Pour ce qui concerne les documents que la Cour lui a refusés, Franklin Dehousse tente alors de les obtenir en lui intentant un procès devant le Tribunal européen. L’institution ne lui donne raison que sur un point. La Cour n’aurait pas dû lui refuser l’accès aux échanges de correspondance entre l’Allemagne et le président de la Cour, Vassilios Skouris entre 2011 et 2015, période pendant laquelle ont eu lieu les travaux sur la réforme de la Cour. Dehousse est plus particulièrement intéressé par la journée du 28 novembre 2014. Ce jour-là, Skouris devait prononcer un discours à l’université d’Iéna. Il en profite pour passer par Berlin voir deux ministres dont celui chargé de la Justice. Une visite éclair. Jusque-là l’Allemagne était farouchement opposée à la réforme de la Cour consistant à payer inutilement 28 juges supplémentaires. Après cette visite, l’Allemagne est d’accord. Dehousse exige la correspondance entre les aides des ministres et ceux de Skouris en vue de préparer cette visite. Il n’y en a pas. Skouris a juste pris son téléphone et a dit aux ministres allemands qu’il allait passer, lui répond la Cour en substance. Dehousse croit rêver. Il crie à la diplomatie secrète. Le Tribunal condamne la Cour à chercher ces documents. Elle répond à nouveau à Dehousse qu’il n’y en a pas. Juste avant les vacances de Noel, Dehousse lui intente un nouveau procès. La Cour est embêtée. Mauvaise publicité.
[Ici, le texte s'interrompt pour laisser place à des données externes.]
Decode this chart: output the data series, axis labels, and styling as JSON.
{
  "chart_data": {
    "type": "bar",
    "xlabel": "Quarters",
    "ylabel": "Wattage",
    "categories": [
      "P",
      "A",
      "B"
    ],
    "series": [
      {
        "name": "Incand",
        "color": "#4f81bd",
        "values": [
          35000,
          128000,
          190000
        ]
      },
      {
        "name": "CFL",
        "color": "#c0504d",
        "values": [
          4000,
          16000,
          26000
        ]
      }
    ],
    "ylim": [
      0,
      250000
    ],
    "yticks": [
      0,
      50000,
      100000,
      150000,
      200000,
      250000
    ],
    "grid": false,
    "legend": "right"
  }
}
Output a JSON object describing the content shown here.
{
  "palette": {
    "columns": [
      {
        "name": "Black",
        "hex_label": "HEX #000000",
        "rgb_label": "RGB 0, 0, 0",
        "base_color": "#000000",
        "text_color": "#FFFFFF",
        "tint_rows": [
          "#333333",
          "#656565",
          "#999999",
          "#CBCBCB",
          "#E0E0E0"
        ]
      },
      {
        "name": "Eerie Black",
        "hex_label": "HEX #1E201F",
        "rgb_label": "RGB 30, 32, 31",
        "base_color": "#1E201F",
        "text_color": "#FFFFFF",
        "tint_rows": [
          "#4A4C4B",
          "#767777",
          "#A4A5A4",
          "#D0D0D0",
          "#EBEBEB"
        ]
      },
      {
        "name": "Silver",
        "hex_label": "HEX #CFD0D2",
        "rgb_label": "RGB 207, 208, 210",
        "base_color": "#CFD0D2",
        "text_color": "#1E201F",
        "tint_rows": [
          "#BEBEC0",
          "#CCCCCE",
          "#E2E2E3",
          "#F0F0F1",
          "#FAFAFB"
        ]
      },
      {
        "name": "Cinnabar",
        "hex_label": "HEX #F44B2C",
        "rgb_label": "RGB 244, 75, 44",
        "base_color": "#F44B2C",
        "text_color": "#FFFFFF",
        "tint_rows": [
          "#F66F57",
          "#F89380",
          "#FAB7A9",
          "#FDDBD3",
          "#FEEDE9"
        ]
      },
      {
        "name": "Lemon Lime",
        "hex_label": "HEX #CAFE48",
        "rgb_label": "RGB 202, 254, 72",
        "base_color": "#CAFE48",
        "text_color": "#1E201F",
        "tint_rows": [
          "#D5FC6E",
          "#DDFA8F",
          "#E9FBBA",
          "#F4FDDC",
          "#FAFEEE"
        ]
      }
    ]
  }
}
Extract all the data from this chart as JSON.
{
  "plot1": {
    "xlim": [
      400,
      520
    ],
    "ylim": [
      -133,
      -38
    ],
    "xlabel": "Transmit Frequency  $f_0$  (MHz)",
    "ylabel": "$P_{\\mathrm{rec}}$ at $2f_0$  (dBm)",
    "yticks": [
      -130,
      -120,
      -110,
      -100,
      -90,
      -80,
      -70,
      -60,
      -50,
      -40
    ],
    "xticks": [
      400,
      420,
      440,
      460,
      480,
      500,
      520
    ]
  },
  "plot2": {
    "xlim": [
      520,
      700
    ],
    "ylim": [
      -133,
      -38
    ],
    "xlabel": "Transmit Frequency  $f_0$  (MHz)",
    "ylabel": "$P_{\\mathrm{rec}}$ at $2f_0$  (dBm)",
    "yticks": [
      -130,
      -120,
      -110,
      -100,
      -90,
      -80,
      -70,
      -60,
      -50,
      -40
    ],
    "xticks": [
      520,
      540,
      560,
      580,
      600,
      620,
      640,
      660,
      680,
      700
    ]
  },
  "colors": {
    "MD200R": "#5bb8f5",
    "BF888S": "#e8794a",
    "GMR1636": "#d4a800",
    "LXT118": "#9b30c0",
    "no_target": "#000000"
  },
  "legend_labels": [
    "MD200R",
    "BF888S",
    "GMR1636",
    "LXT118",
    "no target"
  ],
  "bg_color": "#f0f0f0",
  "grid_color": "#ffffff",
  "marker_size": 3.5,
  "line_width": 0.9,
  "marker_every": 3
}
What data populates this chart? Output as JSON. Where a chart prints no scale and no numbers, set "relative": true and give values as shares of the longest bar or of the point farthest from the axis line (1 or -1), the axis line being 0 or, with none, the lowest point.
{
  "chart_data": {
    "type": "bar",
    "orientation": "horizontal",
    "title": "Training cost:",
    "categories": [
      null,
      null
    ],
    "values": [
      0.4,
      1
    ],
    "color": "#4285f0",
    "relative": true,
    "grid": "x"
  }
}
Kamikaze ? Le milieu judiciaire européen n’est pas le monde des bisounours. La critique n’ y est pas aisée. Au mieux, elle se dilue dans un monde consensuel. La plupart des avocats vivent dans la peur que leurs clients pensent qu’ils n’ont pas de bonnes relations avec les juges. Les universitaires spécialisés en droit européen existent professionnellement par leurs écrits et leur enseignement. Les comités éditoriaux et les centres de droit européen comptent des juges en leur sein. Sur son site, et photos à l’appui, l’université Paris2 Panthéon-Assas, les appelle ses « parrains » ! Les anciens juges maintiennent de bonnes relations avec la Cour, pourvoyeuse de prestations diverses, voire de « petits boulots » qui font bien sur une carte de visite. Les juges en place font bloc. La Cour pratique une communication qui tend à submerger l’information comme dirait le chercheur français Daniel Bougnoux. Dans ce contexte et malgré tout, Franklin Dehousse, seul contre tous, ne lâche rien et va de l’avant.